Magnificent Ear of the universe,
are You my personal confidant?
Or am I just talking to myself?
Then I got it:
the question is a diversion —
to distract me
from hearing who I really am.
I first encountered S’lichot at Plum Street Temple, the grand cathedral of a synagogue in Cincinnati, Ohio. Like the other rabbinical students, I filed in and sat in awe not only of the building but also of the High Holiday melodies, resounding through that sacred space, reaching me in a way I never expected.
Although we cannot offer an 18th Century architectural masterpiece for our backdrop, we can offer the sounds and contemplative space for our own S’lichot service. With the High Holy Days soon to arrive, this is our opening act. This short, stirring service is many things.
S’lichot is musical, full of the resonant melodies of the High Holidays. For many, it is our first opportunity to hear them each year. It is a time of introspection.

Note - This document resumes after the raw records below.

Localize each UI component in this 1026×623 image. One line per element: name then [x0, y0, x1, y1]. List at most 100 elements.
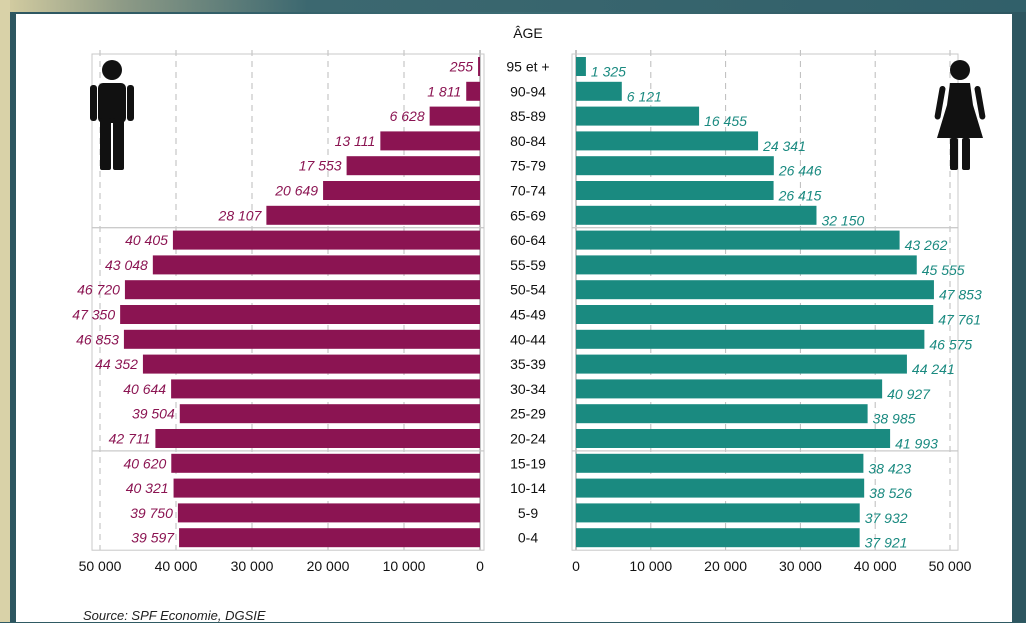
age-category-label: 75-79: [510, 158, 546, 174]
value-label-female: 47 853: [939, 287, 982, 303]
bar-female: [576, 280, 934, 300]
x-tick-label-right: 20 000: [704, 558, 747, 574]
age-category-label: 50-54: [510, 282, 546, 298]
age-category-label: 10-14: [510, 480, 546, 496]
age-axis-title: ÂGE: [513, 25, 543, 41]
x-tick-label-right: 10 000: [629, 558, 672, 574]
value-label-male: 40 620: [123, 455, 166, 471]
group-box: [91, 450, 485, 551]
value-label-female: 24 341: [762, 138, 806, 154]
bar-male: [346, 156, 480, 176]
value-label-male: 39 597: [131, 530, 175, 546]
age-category-label: 15-19: [510, 455, 546, 471]
population-pyramid-chart: 255 1 325 95 et + 1 811 6 121 90-94 6 628 16 45…: [72, 25, 986, 575]
bar-male: [120, 305, 480, 324]
bar-female: [576, 81, 622, 101]
bar-male: [380, 131, 480, 151]
bar-female: [576, 404, 868, 424]
value-label-female: 1 325: [591, 64, 626, 80]
source-note: Source: SPF Economie, DGSIE: [83, 608, 266, 623]
bar-male: [177, 503, 480, 523]
bar-male: [172, 230, 480, 250]
bar-female: [576, 106, 700, 126]
value-label-female: 38 526: [869, 485, 912, 501]
bar-male: [123, 329, 480, 349]
age-category-label: 85-89: [510, 108, 546, 124]
bar-female: [576, 230, 900, 250]
bar-female: [576, 354, 907, 374]
bar-female: [576, 255, 917, 275]
value-label-male: 40 405: [125, 232, 168, 248]
value-label-male: 47 350: [72, 307, 115, 323]
value-label-male: 17 553: [299, 158, 342, 174]
bar-male: [152, 255, 480, 275]
value-label-female: 26 415: [778, 188, 822, 204]
age-category-label: 25-29: [510, 406, 546, 422]
bar-male: [179, 528, 480, 548]
age-category-label: 80-84: [510, 133, 546, 149]
bar-female: [576, 156, 774, 176]
bar-female: [576, 305, 934, 324]
value-label-female: 47 761: [938, 312, 981, 328]
bar-male: [171, 379, 481, 399]
bar-female: [576, 528, 860, 548]
bar-female: [576, 205, 817, 225]
male-icon: [90, 60, 134, 170]
age-category-label: 55-59: [510, 257, 546, 273]
bar-male: [179, 404, 481, 424]
bar-female: [576, 131, 759, 151]
value-label-male: 13 111: [335, 133, 376, 149]
female-icon: [934, 60, 986, 170]
value-label-male: 20 649: [274, 183, 318, 199]
bar-female: [576, 429, 891, 448]
value-label-male: 42 711: [109, 431, 151, 447]
x-tick-label-left: 20 000: [307, 558, 350, 574]
bars-layer: [120, 57, 934, 548]
grid-layer: [99, 50, 951, 550]
age-category-label: 40-44: [510, 331, 546, 347]
value-label-male: 39 750: [130, 505, 173, 521]
bar-male: [142, 354, 480, 374]
bar-male: [171, 453, 480, 473]
value-label-female: 32 150: [821, 212, 864, 228]
age-category-label: 95 et +: [506, 59, 549, 75]
bar-male: [323, 181, 480, 200]
x-tick-label-left: 0: [476, 558, 484, 574]
chart-panel: 255 1 325 95 et + 1 811 6 121 90-94 6 628 16 45…: [16, 14, 1012, 623]
age-category-label: 20-24: [510, 431, 546, 447]
value-label-female: 43 262: [905, 237, 948, 253]
labels-layer: 255 1 325 95 et + 1 811 6 121 90-94 6 628 16 45…: [72, 59, 982, 575]
bar-male: [466, 81, 480, 101]
bar-male: [155, 429, 480, 448]
x-tick-label-left: 40 000: [155, 558, 198, 574]
x-tick-label-right: 40 000: [854, 558, 897, 574]
bar-male: [173, 478, 480, 498]
value-label-female: 40 927: [887, 386, 931, 402]
value-label-female: 41 993: [895, 436, 938, 452]
bar-female: [576, 329, 925, 349]
value-label-male: 39 504: [132, 406, 175, 422]
value-label-male: 6 628: [390, 108, 425, 124]
x-tick-label-left: 10 000: [383, 558, 426, 574]
value-label-female: 37 932: [865, 510, 908, 526]
group-box: [571, 450, 959, 551]
age-category-label: 60-64: [510, 232, 546, 248]
bar-male: [478, 57, 480, 76]
x-tick-label-right: 0: [572, 558, 580, 574]
age-category-label: 70-74: [510, 183, 546, 199]
age-category-label: 5-9: [518, 505, 538, 521]
bar-female: [576, 57, 586, 76]
value-label-male: 40 644: [123, 381, 166, 397]
bar-female: [576, 181, 774, 200]
value-label-female: 6 121: [627, 88, 662, 104]
value-label-female: 38 423: [868, 460, 911, 476]
value-label-male: 46 720: [77, 282, 120, 298]
bar-female: [576, 453, 864, 473]
x-tick-label-left: 50 000: [79, 558, 122, 574]
bar-male: [124, 280, 480, 300]
group-boxes: [91, 53, 959, 551]
value-label-female: 16 455: [704, 113, 747, 129]
value-label-female: 26 446: [778, 163, 822, 179]
value-label-male: 1 811: [427, 83, 461, 99]
x-tick-label-right: 50 000: [929, 558, 972, 574]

S’lichot is about meaning-making, and words, including those in the poem at the beginning of this message, are included in the service to help us begin the heavy soul-searching that will be a part of our Days of Awe.
S’lichot is also the service during which we change the Torah mantles from their usual colors to the pure white for the High Holy Days. And as we tenderly store away our everyday Torah covers, we too begin to dress ourselves anew in word, thought, and deed, so we may be ready for renewal and repentance.
S’lichot is the start of our intense attempt to get ourselves together. The Days of Awe begin so simply, not on Rosh HaShanah, but on this soulful and moving night. It is an opportunity to hear ourselves. As we listen to the beautiful music and begin to listen, we start to hear that we are approaching something. We have that first inkling of wondering who we have been and who we want to be.
We hope that you will join us and take this opportunity to begin your own journey to a new heart and a new spirit. We hope that the melodies stir you and the words inspire you. And we hope that you have meaningful and significant encounters with God, each other, and yourselves.